The mc.cores should work well for Unix (Linux and Mac OS), I'm not so sure about Windows.
```{r Run Stan-sampling}
#options(mc.cores = parallel::detectCores()-1)
school8.fit1 <- sampling(
school8.stan, # The model
data = school8.dat, # The data
chains = 5,
warmup = 1000,
iter = 2000,
refresh=1000 # Show progress
)
summary(school8.fit1)
```
Alternate style using external file.
```{r Run Stan-stan}
options(mc.cores = parallel::detectCores()-1)
school8.fit1 <- stan(
file="Bayesian/school8.stan", # The model
data = school8.dat, # The data
chains = 5,
warmup = 1000,
iter = 2000,
refresh=100 # Show progress
)
summary(school8.fit1)
```
## Summaries using the base Stan functions
Printing gives summaries of the posterior for the specified parameters. Use the `pars` argument to select what to print.
```{r print stanfit}
print(school8.fit1,pars=c("theta","mu","tau","lp__"), probs=c(.1,.5,.9))
```
The `plot` function gives 50% and 95% intervals.
```{r stan plot}
plot(school8.fit1,pars=c("theta","mu","tau"))
```
Traceplot shows convergence (note stan and coda have slightly different traceplot functions).
```{r stan traceplot}
rstan::traceplot(school8.fit1,pars=c("mu","tau","lp__"), inc_warmup=TRUE, nrow=3)
```
What we are looking for here is (a) white-noise like, and all chains plotting over top of each other.
Typically variance and scale parameters will be positively skewed, and log-posterior is often not as well behaved as others.
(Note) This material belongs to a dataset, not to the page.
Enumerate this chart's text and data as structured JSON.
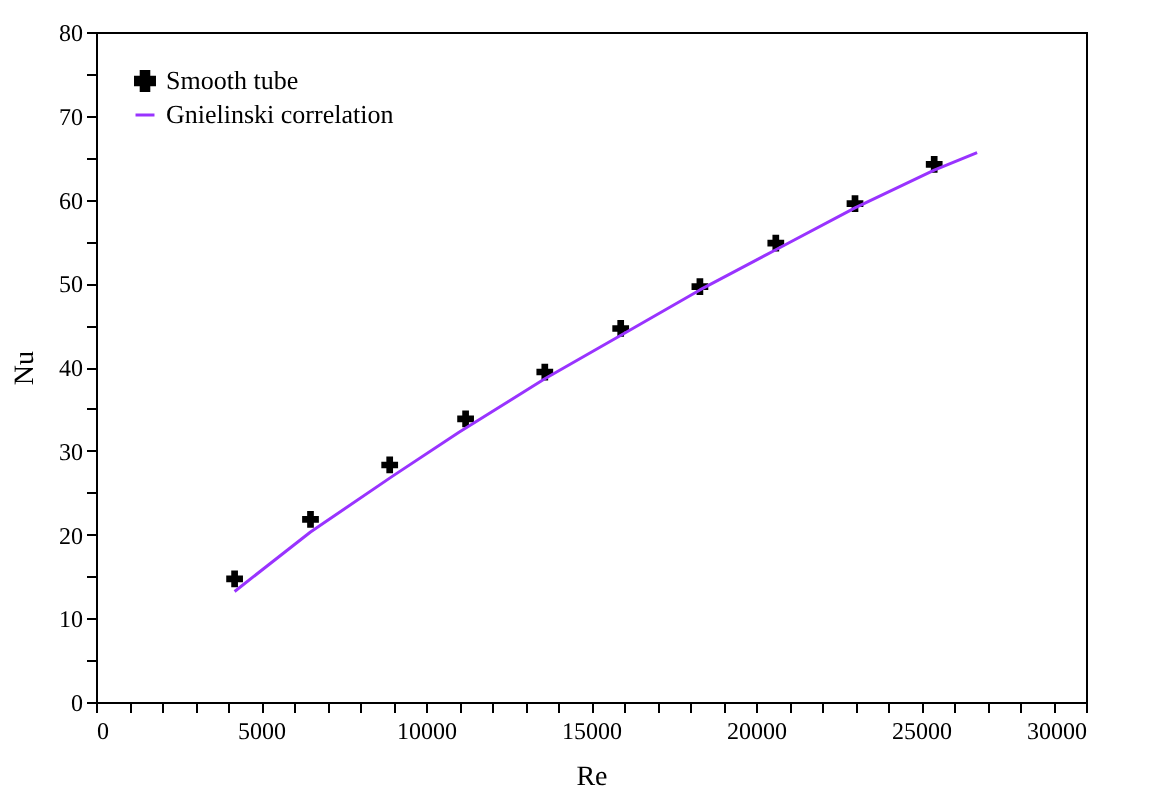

Pair plot sometimes uncover problems with models.
```{r stan pairs}
pairs(school8.fit1,pars=c("mu","eta[1]","tau"))
```
## Shinystan
Shinystan opens a new shiny workspace which allows interactive browsing of the results.
```{r shinystan}
school8.fit1s <- launch_shinystan(school8.fit1)
```
### References
[^1]: Rubin, D. B. (1981). Estimation in Parallel randomized experiments. _Journal of Educational Statistics_, __6__, 377-401.
[^2]: Gelman, A., Carlin, J. B., Stern, H. S., Dunson, D. B., Vehtari, A. and Rubin, D. B. (2014). _Bayesian Data Analysis: Third Edition_. CRC Press. (ISBN: 978-1-4398-4095-5)
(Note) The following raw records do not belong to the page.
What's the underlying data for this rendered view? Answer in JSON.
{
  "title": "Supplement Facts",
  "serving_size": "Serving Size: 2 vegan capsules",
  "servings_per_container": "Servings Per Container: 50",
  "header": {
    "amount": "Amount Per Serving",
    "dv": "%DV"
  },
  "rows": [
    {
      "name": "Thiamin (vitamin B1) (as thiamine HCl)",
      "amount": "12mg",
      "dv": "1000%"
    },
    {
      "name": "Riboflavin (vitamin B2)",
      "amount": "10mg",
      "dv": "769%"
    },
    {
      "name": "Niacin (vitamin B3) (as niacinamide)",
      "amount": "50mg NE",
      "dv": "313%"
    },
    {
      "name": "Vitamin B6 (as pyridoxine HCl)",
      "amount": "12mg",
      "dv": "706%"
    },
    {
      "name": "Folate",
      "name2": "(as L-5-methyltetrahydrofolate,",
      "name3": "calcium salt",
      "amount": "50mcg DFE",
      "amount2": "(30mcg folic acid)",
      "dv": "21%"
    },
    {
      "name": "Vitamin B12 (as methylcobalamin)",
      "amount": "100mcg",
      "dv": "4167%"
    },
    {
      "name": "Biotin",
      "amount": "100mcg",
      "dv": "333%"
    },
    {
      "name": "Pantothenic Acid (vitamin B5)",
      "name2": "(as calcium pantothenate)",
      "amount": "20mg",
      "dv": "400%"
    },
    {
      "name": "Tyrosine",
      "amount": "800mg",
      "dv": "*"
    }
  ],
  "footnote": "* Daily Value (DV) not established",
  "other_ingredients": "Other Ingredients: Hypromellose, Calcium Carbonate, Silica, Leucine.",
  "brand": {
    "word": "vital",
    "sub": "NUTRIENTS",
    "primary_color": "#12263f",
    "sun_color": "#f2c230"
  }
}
[^3]: Gelman, A. and Hill, J. (2007). _Data Analysis Using Regression and Hierarchical/Multilevel Models._ Cambridge University Press.
[^4]: Dempster, A. P. Laird, N. M. and Rubin, D. B. (1977). Maximum likelihood from incomplete data via the EM algorithm (with discussion). _Journal of the Royal Statistical Society,_ __39__, 1--38.